Dejen las armas en el suelo y nadie saldrá herido.

La Naranja Mecánica es una tarde en los columpios comparada con una jornada matinal en un buen número de palacios de Justicia de un pueblo o ciudad cualquiera de nuestro país. Eso sí que es una historia de violencia y no la que contaba Cronenberg en una película altamente recomendable, protagonizada por Vigo Mortensen y María Bello.

Les hablo de Juzgados de Primera Instancia e Instrucción, Juzgados de lo Social o incluso de lo contencioso administrativo (aunque éstos últimos en menor medida) cuyo día a día sería un filón para Tarantino si en algún momento le abandonan las musas de la inspiración y se queda sin historia sangrienta que contar.

Junglas de hormigón con fieras trajeadas y cafés de máquina.

Recién salida de la Universidad, con un proyecto profesional que pasaba sí o sí por trabajar para alguna ONG internacional liberando a inocentes condenados a penas capitales, o cazando y castigando a los culpables de las desapariciones de niños en Argentina durante la dictadura de Videla, jamás me pude imaginar que el ejercicio en los Juzgado me iba a suponer tal entrenamiento en agresividad e ira.

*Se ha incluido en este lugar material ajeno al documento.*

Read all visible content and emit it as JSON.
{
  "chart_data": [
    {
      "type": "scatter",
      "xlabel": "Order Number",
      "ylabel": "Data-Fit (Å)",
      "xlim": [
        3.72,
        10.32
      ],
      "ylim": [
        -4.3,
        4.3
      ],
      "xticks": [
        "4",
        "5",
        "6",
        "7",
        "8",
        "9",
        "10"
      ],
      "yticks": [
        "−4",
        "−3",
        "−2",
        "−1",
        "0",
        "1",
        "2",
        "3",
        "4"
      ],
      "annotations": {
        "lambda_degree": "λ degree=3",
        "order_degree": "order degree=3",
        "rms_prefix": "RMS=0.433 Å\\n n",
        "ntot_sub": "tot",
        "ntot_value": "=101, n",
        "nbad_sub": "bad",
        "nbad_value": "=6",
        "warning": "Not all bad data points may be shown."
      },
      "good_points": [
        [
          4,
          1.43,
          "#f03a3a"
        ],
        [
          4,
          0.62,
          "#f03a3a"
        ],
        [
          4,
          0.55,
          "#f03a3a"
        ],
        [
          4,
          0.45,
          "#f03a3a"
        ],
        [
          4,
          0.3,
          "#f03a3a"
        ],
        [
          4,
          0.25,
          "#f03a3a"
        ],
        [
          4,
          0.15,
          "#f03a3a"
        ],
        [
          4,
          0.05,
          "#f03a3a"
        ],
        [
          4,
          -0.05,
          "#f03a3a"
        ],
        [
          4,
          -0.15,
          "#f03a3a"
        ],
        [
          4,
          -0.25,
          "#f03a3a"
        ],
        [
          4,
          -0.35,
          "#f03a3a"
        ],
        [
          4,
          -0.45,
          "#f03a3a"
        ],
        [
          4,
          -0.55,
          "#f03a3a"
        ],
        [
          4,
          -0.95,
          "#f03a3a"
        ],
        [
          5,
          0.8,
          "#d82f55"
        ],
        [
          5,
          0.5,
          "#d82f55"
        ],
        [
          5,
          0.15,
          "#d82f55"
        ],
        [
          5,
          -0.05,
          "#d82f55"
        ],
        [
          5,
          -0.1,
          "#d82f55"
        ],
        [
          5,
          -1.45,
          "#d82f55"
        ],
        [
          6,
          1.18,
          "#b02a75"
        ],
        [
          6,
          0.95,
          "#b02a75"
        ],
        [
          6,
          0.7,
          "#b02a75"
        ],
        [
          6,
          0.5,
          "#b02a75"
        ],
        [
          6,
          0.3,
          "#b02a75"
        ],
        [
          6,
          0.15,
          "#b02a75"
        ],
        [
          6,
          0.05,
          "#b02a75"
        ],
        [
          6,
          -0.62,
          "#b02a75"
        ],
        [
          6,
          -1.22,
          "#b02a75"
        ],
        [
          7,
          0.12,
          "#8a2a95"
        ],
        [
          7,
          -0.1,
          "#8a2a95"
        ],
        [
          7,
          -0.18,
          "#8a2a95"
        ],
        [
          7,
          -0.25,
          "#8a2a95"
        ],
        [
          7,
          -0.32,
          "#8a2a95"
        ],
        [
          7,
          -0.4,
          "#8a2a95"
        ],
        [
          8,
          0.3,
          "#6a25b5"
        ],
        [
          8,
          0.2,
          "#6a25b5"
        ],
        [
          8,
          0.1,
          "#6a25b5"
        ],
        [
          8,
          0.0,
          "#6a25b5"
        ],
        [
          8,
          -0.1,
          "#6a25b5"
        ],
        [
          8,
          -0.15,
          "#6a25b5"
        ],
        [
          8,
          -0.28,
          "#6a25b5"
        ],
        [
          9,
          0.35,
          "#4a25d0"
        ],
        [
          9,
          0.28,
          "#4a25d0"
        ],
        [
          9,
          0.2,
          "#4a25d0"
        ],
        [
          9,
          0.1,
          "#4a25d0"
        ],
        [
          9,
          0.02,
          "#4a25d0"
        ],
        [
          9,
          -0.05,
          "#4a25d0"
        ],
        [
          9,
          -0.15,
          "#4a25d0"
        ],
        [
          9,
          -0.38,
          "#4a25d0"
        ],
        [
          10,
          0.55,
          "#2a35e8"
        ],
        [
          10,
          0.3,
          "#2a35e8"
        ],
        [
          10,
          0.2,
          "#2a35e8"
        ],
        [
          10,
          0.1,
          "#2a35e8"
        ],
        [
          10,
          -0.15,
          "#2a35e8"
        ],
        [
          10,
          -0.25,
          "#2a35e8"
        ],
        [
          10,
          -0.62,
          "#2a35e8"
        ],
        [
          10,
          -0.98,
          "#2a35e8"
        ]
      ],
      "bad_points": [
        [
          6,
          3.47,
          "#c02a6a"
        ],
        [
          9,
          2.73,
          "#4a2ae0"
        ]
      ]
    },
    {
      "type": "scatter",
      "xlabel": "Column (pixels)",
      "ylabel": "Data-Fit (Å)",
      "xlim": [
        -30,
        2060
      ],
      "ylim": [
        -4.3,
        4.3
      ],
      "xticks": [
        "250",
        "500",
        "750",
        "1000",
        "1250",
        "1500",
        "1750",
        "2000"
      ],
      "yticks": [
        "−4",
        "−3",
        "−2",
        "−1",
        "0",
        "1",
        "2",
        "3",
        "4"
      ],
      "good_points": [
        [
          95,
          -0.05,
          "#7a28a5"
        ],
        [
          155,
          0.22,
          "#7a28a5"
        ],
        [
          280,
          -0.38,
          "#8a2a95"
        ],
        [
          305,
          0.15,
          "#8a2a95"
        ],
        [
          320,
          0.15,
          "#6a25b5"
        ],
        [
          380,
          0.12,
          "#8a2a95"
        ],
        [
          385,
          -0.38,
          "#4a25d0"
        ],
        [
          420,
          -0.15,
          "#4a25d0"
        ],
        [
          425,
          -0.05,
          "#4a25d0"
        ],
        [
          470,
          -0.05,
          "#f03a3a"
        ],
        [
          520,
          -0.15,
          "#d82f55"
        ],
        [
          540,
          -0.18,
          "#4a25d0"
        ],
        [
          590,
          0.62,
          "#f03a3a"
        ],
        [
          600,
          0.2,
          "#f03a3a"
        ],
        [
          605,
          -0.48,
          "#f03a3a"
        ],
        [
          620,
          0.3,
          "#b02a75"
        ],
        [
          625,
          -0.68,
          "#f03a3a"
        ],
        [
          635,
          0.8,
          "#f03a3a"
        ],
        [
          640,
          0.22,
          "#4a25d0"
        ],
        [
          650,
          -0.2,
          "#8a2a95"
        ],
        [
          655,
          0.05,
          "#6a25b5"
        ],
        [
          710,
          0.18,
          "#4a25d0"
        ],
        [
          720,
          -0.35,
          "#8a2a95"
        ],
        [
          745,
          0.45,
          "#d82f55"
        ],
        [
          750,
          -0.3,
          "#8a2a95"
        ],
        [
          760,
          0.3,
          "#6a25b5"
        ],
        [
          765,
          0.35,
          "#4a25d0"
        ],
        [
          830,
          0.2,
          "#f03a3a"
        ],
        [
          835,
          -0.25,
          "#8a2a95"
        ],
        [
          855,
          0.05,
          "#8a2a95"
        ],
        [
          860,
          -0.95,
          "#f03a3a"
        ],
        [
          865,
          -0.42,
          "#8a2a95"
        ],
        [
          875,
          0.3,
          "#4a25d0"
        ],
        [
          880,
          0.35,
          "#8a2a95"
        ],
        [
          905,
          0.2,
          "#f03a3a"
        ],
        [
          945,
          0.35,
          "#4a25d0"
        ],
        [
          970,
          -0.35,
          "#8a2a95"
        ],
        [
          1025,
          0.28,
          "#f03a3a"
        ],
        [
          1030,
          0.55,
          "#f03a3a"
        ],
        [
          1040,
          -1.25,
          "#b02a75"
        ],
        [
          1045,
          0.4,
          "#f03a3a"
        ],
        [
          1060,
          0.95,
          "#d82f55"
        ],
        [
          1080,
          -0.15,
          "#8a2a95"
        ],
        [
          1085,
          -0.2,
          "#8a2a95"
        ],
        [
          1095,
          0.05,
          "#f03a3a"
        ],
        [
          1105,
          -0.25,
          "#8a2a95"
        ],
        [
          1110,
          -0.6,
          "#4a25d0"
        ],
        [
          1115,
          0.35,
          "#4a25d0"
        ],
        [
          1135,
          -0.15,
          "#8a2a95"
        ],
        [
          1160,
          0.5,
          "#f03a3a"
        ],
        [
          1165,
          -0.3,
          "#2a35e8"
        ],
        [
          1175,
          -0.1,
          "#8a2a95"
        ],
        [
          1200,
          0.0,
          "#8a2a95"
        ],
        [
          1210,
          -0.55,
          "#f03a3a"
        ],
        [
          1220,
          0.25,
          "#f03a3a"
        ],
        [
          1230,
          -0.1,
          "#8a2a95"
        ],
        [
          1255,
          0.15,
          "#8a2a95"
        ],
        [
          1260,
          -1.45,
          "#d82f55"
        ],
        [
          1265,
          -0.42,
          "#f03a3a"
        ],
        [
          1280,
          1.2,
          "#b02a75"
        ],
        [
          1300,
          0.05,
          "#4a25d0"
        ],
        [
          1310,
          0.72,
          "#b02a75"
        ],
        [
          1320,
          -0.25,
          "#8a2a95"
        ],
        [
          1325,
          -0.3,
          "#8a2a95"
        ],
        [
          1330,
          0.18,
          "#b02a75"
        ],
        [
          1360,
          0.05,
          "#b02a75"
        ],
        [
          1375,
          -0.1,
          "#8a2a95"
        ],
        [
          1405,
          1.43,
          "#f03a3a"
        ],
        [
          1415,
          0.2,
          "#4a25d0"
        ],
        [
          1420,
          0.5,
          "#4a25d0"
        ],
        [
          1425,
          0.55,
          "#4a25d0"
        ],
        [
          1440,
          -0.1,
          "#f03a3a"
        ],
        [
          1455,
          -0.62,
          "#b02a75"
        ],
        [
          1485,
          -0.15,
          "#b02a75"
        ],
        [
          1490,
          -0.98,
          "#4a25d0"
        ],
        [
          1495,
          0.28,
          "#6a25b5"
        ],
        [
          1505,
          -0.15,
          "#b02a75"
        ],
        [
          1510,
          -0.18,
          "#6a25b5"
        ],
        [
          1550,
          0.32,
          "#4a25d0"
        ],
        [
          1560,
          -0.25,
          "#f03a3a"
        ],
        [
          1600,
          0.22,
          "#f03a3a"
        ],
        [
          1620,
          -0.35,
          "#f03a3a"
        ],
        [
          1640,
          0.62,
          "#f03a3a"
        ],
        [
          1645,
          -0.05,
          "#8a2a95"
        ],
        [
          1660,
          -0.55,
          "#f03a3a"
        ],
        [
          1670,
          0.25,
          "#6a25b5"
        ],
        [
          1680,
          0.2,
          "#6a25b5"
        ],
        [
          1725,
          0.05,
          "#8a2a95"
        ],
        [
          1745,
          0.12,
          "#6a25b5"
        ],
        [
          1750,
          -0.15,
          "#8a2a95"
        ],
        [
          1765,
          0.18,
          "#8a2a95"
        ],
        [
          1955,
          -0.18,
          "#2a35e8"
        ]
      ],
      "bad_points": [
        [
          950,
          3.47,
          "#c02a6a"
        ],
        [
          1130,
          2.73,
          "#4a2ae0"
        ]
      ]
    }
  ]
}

Después de unos cuantos años de curtirme la piel a base de gritos fuera de lugar, contestaciones carentes de modales y silencios despectivos, una servidora pasea con altivez su indiferencia. En ocasiones, para mi estupefacción, logrando amedrentar así muchos despotismos, como al perro ladrador al que le pisas el rabo.

Son innumerables las veces en que la declaración de un imputado o un juicio de despido, se han convertido en un ring de lucha libre en el que peleas con más de un contrincante y nunca sabes de qué lugar te va a venir el golpe, así que para no aburrirles me voy a acordar de una de las últimas.

Al abrigo de mi defensa, un trabajador de toda la vida, de avanzada edad, que en algún tiempo pasado y mejor logró tener una modesta empresa que se fue al garete con la maldita crisis. Al otro lado del ring una titular de un Juzgado de Instrucción, joven y brillante. En la otra esquina, como acusación, un compañero cordial y tan escaldado como yo de las maneras que se gastan algunos agentes de la Justicia.

Al entrar en la oficina judicial el compañero y yo nos dirigimos un saludo amable y comentamos el frío que estaba haciendo esa semana, mientras esperamos que Su Señoría nos haga pasar al despacho.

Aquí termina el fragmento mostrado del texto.